TAMIANG LAYANG – Dugaan pencemaran Sungai Karau kembali mencuat setelah warga Barito Timur melaporkan aktivitas pertambangan PT Bartim Coalindo yang diduga membuang air limbah langsung ke aliran sungai tanpa pengelolaan kolam pengendapan atau settling pond yang memadai.
Laporan tersebut segera ditindaklanjuti oleh Pemerintah Kabupaten Barito Timur bersama DPRD dengan melakukan pengecekan lapangan secara langsung pada Jumat (30/1).Dalam peninjauan tersebut, warga yang mendampingi Wakil Bupati Barito Timur, Adi Mula Nakalelu, menunjukkan lokasi tambang yang disinyalir tidak mengoperasikan settling pond secara aktif.
Perwakilan warga mengungkapkan bahwa air dari lubang tambang dipompa ke atas dan dialirkan langsung ke sungai, sementara kolam yang ada justru tidak difungsikan. Dampak dari aktivitas ini dikhawatirkan akan langsung merusak kualitas air sungai yang menjadi tumpuan hidup masyarakat sekitar.

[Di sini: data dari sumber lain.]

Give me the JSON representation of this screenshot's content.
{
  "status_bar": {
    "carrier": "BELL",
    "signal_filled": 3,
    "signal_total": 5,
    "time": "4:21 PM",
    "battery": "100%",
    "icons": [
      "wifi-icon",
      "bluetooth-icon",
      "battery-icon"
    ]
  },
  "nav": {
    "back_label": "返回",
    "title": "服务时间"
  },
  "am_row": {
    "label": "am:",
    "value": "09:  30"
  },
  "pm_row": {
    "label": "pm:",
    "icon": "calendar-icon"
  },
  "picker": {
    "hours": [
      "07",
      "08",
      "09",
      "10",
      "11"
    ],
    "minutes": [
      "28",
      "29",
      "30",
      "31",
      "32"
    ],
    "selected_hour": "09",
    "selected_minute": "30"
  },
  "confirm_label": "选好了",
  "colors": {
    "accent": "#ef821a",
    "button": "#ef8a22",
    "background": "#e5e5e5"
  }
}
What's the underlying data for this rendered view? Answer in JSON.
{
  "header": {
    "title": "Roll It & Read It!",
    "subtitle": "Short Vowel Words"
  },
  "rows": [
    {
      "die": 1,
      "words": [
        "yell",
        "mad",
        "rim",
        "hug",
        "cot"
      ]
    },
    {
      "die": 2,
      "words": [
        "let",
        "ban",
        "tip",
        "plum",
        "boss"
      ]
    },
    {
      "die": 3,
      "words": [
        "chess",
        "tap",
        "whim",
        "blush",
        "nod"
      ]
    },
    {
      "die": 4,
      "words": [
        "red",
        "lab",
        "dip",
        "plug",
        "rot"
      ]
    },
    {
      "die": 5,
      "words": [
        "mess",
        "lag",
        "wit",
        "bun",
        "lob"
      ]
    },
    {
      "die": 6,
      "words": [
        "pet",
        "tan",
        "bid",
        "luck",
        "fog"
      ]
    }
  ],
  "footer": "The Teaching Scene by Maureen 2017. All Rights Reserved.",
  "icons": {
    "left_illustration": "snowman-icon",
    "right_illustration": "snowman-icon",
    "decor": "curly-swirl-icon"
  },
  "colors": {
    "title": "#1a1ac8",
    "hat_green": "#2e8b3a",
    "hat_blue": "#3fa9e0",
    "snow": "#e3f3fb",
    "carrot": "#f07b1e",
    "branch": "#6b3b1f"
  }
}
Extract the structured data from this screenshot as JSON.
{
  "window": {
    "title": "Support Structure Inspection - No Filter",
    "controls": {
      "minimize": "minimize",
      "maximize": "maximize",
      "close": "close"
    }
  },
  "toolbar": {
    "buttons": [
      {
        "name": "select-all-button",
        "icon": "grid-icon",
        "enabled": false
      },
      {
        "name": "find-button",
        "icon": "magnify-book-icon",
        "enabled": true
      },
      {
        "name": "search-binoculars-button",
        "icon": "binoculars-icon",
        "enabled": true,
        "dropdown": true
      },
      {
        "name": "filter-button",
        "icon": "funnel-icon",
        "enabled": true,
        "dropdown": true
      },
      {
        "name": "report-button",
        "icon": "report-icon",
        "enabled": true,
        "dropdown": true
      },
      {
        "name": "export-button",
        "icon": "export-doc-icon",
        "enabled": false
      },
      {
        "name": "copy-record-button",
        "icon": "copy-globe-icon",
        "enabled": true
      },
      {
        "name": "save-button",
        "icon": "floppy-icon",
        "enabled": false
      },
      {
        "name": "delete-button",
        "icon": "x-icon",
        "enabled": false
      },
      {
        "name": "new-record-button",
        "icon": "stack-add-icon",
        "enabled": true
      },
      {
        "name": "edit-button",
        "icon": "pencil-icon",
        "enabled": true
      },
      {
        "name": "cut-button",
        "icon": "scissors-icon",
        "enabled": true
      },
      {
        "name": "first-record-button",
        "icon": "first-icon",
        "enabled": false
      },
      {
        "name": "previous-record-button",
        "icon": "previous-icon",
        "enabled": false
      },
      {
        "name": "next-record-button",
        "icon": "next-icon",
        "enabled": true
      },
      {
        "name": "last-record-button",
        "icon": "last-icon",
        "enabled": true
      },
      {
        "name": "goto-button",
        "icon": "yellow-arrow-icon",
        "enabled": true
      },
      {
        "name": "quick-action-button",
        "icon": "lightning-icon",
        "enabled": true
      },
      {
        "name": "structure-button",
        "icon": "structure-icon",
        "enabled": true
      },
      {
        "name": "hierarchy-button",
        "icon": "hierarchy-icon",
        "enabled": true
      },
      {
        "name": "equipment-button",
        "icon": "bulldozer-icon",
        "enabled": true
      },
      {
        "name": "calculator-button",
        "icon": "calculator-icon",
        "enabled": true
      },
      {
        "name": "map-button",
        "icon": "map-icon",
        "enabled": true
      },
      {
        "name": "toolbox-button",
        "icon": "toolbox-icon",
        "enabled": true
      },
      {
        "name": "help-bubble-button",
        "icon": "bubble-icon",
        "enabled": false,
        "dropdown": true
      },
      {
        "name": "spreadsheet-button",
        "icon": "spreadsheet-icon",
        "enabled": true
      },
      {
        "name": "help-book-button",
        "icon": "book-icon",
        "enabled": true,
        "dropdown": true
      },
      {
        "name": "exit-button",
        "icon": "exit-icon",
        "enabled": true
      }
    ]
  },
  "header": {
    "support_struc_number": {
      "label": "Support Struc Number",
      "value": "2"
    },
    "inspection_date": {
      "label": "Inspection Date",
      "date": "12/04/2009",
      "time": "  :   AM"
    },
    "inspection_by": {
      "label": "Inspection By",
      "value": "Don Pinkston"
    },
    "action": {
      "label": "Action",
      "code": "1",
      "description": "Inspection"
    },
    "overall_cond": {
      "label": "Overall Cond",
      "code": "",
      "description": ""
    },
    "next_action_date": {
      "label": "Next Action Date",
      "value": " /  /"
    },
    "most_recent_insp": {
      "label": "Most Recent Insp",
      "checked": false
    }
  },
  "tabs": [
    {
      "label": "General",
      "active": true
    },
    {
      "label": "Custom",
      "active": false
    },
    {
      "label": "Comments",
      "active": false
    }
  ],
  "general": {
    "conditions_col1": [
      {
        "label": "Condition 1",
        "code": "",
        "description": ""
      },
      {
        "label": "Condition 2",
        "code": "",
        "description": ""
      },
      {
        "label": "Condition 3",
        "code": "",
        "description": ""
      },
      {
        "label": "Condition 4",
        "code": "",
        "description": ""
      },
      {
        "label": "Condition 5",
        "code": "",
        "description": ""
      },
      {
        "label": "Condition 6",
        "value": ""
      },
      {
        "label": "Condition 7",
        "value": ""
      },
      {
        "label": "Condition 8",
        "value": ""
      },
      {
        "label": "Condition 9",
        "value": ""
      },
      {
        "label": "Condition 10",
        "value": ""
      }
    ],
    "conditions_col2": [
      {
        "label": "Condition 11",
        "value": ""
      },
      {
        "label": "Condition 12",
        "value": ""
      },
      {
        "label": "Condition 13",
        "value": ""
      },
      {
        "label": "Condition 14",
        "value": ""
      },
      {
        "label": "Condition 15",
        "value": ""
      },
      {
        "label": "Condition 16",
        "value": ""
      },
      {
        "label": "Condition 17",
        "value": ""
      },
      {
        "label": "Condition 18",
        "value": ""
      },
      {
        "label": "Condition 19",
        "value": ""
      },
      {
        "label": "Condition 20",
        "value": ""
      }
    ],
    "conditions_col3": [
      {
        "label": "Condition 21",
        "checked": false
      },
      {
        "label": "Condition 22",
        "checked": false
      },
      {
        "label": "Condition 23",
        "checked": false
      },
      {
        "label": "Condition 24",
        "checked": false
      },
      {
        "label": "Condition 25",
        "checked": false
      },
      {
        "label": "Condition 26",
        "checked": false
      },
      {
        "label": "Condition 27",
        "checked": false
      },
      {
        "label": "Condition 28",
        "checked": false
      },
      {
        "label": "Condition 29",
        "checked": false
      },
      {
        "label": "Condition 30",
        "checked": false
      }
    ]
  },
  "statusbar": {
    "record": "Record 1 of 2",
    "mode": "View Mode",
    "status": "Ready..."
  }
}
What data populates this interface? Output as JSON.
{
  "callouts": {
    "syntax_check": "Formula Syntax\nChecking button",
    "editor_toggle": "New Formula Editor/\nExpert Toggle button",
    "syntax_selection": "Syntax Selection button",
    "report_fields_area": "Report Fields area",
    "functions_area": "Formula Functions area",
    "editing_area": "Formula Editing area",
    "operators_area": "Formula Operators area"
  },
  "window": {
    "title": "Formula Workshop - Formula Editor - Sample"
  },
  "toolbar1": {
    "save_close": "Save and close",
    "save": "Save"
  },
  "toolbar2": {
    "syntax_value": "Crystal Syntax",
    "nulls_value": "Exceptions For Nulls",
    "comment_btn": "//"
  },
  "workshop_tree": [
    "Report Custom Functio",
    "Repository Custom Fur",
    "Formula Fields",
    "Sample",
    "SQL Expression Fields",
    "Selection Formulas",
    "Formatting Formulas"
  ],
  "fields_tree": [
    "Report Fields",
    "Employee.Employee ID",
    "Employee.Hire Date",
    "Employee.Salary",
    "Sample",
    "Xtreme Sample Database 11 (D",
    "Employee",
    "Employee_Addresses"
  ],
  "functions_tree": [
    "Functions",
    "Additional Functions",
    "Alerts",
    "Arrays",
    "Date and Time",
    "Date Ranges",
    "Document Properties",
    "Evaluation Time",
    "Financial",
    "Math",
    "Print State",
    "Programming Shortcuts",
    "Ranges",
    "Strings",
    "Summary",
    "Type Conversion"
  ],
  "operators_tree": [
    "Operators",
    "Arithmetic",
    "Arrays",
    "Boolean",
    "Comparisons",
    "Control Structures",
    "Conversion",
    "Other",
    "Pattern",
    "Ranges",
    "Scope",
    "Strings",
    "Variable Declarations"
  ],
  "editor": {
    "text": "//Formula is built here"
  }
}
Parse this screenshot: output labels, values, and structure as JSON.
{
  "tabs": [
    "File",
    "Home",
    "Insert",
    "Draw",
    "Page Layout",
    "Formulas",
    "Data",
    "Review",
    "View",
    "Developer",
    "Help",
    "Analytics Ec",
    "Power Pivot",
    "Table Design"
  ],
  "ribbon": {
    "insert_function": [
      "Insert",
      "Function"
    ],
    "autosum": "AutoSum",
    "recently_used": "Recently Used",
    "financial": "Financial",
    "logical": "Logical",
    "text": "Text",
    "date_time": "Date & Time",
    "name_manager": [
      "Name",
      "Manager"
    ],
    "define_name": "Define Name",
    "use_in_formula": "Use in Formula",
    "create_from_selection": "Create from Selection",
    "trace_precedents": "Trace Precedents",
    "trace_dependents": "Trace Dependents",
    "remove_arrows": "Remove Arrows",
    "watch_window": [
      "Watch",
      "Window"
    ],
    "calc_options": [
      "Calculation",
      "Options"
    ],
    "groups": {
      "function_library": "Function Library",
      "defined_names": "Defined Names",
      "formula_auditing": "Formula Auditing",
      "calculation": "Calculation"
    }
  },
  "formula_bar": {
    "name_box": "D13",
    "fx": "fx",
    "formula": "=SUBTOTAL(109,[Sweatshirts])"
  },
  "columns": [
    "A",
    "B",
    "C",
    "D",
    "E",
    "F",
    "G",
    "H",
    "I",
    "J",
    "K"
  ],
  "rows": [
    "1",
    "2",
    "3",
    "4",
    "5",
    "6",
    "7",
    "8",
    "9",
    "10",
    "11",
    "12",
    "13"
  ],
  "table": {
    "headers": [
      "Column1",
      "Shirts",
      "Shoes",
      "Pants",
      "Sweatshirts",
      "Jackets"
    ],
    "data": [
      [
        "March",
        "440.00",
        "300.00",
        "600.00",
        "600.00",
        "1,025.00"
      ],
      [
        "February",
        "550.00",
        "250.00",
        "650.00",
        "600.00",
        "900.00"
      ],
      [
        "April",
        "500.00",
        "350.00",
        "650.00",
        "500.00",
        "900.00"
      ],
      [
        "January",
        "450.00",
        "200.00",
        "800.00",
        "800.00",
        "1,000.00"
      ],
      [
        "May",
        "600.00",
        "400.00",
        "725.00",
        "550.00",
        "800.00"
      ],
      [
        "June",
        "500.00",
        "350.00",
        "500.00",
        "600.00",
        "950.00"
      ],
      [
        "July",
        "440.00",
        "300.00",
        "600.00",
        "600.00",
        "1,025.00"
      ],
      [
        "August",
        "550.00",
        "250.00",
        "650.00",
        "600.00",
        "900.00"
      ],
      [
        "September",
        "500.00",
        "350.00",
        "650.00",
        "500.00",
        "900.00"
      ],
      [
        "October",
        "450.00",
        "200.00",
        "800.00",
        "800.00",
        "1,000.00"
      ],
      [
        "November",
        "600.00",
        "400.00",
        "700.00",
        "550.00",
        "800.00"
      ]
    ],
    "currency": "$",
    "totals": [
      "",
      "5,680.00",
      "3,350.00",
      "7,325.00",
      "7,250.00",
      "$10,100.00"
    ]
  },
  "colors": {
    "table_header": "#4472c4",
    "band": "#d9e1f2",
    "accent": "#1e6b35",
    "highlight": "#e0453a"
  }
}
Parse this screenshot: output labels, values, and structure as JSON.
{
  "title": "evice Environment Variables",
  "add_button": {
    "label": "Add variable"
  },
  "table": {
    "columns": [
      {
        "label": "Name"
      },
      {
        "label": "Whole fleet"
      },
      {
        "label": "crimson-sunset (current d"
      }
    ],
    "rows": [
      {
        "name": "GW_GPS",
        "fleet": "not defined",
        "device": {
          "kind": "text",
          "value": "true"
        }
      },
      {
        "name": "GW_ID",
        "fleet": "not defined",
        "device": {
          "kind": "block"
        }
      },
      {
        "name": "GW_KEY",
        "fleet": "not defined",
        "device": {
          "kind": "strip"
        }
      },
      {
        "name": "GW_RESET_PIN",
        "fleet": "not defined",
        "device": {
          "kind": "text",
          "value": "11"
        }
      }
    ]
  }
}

Menanggapi laporan tersebut, Wakil Bupati Adi Mula Nakalelu menegaskan bahwa pemerintah daerah bersikap sigap untuk memastikan tidak ada aktivitas tambang yang merugikan masyarakat. Ia menyatakan bahwa kedatangan tim gabungan bertujuan untuk memverifikasi laporan warga agar permasalahan lingkungan dapat segera ditanggulangi.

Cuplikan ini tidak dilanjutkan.